Spring is in the air …
Goodbye winter blues and hello daffodils, frolicking lambs and budding hedgerows. Yes, at last spring is here!
And it’s April’s turn to offer up a smorgasbord of literary delights.
In the hope of discovering a few more masterpieces, or at least adding to our ‘to be read’ pile, Triskele members share our current reads with you - and ask for your latest hot reads in exchange. Please join in the discussion and let's spread the word about some of the great books out there - whether classics or latest finds.
APRIL - What are you reading?
LIZA PERRAT
This Must be the Place by Maggie O’Farrell
I found This Must be the Place an entertaining love story, spanning continents and expertly delving into a complicated family and marriage with its own web of intrigue, humour and affection. It wasn’t my favourite of Maggie O’Farrell’s novels though, as I found there was a few too many characters to identify with, and the story lacked a bit of focus. As always, though, her wonderful, lyrical prose carried me effortlessly to the end of the story.
KAT TROTH
When I Hit You, or Portrait of the Writer as a Young Wife by Meena Kendasamy.

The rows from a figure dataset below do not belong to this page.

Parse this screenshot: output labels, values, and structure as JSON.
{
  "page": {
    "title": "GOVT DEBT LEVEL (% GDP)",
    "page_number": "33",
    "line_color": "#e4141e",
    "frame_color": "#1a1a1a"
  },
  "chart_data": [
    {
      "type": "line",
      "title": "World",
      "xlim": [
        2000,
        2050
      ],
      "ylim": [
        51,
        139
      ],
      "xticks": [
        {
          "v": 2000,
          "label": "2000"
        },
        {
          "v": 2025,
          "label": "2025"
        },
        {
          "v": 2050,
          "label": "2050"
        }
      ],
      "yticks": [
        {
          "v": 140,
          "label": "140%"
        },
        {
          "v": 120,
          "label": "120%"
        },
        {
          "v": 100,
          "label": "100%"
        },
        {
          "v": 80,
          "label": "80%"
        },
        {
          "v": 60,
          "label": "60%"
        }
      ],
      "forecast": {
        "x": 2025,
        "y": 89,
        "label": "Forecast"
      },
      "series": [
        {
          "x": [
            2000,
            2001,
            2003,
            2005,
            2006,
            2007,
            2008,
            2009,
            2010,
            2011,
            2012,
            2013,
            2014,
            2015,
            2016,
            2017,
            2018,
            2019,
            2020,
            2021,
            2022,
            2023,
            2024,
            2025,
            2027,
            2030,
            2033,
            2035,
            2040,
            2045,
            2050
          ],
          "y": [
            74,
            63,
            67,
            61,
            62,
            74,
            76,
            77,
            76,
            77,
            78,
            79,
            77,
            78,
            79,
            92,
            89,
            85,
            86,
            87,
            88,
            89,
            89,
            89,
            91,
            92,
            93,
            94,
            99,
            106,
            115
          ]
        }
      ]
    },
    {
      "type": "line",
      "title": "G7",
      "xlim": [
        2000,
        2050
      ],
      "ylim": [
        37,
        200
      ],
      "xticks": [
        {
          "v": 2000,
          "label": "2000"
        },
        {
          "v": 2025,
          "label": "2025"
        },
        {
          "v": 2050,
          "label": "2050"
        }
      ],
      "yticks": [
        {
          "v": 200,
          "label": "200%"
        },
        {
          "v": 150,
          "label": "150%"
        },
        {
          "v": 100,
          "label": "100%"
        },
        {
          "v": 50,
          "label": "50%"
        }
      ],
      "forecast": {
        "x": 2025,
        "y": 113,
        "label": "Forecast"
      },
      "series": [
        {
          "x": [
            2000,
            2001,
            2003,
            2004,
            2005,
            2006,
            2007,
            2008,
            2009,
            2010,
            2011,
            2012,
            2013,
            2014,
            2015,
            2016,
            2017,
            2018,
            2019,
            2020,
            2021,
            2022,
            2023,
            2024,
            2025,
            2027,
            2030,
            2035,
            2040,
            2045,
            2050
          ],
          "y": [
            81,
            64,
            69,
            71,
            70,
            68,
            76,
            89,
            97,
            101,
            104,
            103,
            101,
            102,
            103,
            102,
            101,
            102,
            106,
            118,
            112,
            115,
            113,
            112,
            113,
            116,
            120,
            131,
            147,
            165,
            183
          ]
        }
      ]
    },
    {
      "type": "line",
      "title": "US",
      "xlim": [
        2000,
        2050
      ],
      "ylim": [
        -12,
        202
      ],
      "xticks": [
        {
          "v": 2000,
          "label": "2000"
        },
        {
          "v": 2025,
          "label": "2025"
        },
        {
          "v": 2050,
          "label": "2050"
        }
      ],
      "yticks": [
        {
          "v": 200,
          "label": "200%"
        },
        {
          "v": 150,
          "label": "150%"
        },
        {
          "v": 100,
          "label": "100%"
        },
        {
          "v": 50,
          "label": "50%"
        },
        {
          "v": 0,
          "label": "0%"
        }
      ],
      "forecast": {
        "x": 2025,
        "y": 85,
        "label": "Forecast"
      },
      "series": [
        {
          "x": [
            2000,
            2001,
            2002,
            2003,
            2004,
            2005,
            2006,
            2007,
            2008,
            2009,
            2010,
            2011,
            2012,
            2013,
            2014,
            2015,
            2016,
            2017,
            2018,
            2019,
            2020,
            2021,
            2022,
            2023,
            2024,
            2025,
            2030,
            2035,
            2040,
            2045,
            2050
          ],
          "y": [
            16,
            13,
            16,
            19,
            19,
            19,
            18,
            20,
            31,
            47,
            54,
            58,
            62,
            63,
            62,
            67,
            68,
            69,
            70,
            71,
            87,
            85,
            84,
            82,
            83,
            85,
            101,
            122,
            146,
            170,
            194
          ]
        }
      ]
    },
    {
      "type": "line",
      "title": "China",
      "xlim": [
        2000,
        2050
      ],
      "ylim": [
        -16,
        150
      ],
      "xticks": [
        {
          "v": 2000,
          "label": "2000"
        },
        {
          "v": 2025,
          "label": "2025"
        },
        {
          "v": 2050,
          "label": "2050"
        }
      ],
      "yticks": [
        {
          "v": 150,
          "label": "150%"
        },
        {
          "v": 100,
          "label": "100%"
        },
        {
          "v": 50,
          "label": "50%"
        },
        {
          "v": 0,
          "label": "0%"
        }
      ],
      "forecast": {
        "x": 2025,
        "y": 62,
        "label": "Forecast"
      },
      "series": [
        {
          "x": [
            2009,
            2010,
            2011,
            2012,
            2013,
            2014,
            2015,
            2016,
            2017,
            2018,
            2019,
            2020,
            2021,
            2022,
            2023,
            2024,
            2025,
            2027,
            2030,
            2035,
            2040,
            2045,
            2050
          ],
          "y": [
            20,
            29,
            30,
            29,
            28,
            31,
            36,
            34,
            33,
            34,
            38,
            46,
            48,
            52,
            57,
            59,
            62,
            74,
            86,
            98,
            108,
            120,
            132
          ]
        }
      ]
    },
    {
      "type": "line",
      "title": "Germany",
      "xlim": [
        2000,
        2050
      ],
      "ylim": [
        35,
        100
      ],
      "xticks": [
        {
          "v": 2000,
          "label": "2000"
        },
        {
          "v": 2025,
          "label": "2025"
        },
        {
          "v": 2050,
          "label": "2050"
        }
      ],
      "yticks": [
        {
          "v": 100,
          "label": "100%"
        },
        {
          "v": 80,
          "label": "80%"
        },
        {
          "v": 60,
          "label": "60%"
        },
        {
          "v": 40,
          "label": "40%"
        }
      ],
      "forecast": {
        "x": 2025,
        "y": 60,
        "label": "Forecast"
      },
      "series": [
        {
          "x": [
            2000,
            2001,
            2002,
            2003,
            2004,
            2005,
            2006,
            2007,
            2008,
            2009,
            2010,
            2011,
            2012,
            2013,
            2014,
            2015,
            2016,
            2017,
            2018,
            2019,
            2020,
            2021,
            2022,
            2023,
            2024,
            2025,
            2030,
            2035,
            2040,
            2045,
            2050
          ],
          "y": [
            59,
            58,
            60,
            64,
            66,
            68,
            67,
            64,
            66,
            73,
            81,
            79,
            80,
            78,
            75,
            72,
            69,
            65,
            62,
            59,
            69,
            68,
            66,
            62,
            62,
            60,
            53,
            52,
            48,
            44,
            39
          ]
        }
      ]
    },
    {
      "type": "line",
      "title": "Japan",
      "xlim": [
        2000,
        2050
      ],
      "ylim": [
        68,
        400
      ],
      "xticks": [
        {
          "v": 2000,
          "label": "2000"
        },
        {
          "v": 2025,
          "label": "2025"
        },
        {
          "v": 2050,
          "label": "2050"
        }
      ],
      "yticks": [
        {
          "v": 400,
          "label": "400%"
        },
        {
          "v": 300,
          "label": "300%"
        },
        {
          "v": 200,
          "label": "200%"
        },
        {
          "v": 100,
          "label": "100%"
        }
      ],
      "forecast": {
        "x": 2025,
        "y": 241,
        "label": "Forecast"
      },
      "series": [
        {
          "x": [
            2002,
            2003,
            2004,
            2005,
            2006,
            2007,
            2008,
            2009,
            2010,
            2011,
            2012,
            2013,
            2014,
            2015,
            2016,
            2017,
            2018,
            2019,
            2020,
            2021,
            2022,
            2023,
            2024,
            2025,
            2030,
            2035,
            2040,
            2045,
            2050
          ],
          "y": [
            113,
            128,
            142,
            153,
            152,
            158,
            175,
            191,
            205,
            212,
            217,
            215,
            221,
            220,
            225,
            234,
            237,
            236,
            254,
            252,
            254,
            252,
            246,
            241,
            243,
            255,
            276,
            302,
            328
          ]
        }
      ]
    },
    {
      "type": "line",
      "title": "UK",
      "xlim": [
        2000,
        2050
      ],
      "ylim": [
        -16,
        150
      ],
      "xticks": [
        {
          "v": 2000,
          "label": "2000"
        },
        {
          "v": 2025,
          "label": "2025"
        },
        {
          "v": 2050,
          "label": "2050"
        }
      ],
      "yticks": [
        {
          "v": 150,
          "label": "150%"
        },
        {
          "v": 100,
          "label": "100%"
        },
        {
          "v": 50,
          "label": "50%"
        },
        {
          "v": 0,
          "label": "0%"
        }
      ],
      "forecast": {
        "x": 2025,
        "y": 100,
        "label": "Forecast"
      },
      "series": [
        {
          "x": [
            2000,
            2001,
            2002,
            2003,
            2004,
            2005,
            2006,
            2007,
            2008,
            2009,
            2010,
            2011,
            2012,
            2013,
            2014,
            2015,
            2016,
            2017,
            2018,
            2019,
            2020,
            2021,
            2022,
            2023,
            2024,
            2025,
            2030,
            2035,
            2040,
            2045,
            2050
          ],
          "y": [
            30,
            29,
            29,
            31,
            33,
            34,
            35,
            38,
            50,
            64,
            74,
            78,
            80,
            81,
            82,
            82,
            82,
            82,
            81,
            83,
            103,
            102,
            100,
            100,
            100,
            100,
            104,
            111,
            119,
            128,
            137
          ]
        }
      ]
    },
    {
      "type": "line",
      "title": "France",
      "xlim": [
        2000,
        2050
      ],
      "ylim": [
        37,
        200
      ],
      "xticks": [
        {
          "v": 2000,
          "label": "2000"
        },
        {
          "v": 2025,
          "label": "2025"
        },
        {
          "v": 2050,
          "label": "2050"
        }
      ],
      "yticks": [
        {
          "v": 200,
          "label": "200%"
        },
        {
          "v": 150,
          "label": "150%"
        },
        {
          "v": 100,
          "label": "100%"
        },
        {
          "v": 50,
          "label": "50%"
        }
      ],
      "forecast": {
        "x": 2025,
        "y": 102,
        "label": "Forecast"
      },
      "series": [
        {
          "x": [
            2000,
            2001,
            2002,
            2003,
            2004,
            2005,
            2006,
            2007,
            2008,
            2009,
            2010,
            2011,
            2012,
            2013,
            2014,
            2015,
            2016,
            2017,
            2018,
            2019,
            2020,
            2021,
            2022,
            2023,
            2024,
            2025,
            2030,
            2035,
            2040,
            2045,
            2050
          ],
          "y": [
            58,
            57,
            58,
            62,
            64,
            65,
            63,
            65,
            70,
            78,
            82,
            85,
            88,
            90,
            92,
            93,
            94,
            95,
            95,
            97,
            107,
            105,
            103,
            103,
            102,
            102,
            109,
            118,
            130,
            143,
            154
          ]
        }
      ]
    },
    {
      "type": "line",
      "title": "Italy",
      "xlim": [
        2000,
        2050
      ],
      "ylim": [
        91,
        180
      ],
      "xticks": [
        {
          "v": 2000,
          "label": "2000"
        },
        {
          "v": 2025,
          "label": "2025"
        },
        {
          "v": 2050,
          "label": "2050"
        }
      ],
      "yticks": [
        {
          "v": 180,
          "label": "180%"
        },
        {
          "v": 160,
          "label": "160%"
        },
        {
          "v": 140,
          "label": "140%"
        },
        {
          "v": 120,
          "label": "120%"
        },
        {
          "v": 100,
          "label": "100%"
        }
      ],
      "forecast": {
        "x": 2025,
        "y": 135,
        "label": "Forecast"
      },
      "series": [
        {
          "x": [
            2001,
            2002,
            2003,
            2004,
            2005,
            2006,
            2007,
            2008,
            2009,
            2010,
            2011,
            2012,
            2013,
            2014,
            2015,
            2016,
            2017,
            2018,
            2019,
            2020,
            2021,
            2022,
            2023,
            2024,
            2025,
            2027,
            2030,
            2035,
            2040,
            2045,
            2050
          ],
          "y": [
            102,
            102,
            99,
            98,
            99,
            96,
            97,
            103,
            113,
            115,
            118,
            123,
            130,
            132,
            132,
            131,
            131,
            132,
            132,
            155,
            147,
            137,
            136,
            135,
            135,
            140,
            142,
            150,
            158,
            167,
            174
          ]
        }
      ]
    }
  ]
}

This is a story of domestic violence and rape within a short-lived marriage, told through the many lenses of a writer’s mind. It begins with the mother recounting, over and over, the state of her daughter’s feet when she fled home. It covers letters written to imaginary lovers, and deleted before her husband can come home and read them. It goes through story boards of films she will make of her experience, before dropping, intermittently into unvarnished accounts of a classic pattern of domestic abuse – control, isolation, verbal abuse, physical, sexual, and finally death threats. When the narrator finally escapes and speaks about what has happened to her, she faces the shaming women in her position so often meet. Why did she not run away? Why did she stay if things were as bad as she says? How much of this was really not consensual? Kandasamy answers these questions squarely within the narrative, taking you so deep inside her narrator’s head you are forced to understand, to acknowledge the funnelling of her choices into one, narrow conduit. There is poetry in this prose, and a humour so dark it’s like pepper on the tongue. An unforgettable read.
GILLIAN HAMER
The Tattooist of Auschwitz by Heather Morris
I have a real affinity for war-time novels, if well written you always come away learning much and feeling the power of the human spirit. And never more so than in this book. Based on the true story of concentration camp survivor, Lale Sokolov and Gita, the woman who became his wife. The style of POV worked wonderfully well in that we were hit in the face with some of the worst atrocities ever known, but it was beautifully balanced by the power of love and the human stories going on within these terrible camps. Lale’s strength and courage take the reader through every known emotion and I would recommend anyone with a love of historical fiction to read this book.
J.J. MARSH
Der Som Ger Sig In I Leken (rough translation - Playing with Fire)
This novel, by Luna Miller, is the Swedish original and I'm reading the soon-to-be-published English translation, by Aidan Isherwood.
It's set in Stockholm and the atmosphere is rooted in the Swedish capital, so you get a real feeling of the different areas and kinds of people who frequent them. This is a crime novel with a difference. Retired surgeon Gunvor Ström may be in her sixties, her hands might be too shaky to continue performing operations and her body complains every time she works out. But her mind is as sharp as ever. She’s curious, intelligent and experienced – perfect qualities for a private detective.
As the agency’s rookie, she gets a surveillance job. A straightforward case, they said. A domestic. Suspicions of infidelity. Follow the husband.
But when the husband is attacked and viciously beaten, his wife calls off the assignment. Too late. Gunvor wants to know what happened. The agency aren’t paying her, but her free time is her own business.
After intervening in an incident of bullying, Gunvor finds herself with two unlikely allies. David is a young, jobless waster who hangs about Fruängen tube station. 19-year-old Elin is shy and introverted, after spending too long in her bedroom hiding from her parents’ fights.
Who’s going to notice two young people and an innocent-looking elderly lady strolling the Stockholm streets? Turns out they're not quite as forgettable as they think. And we all know what happens when you play with fire.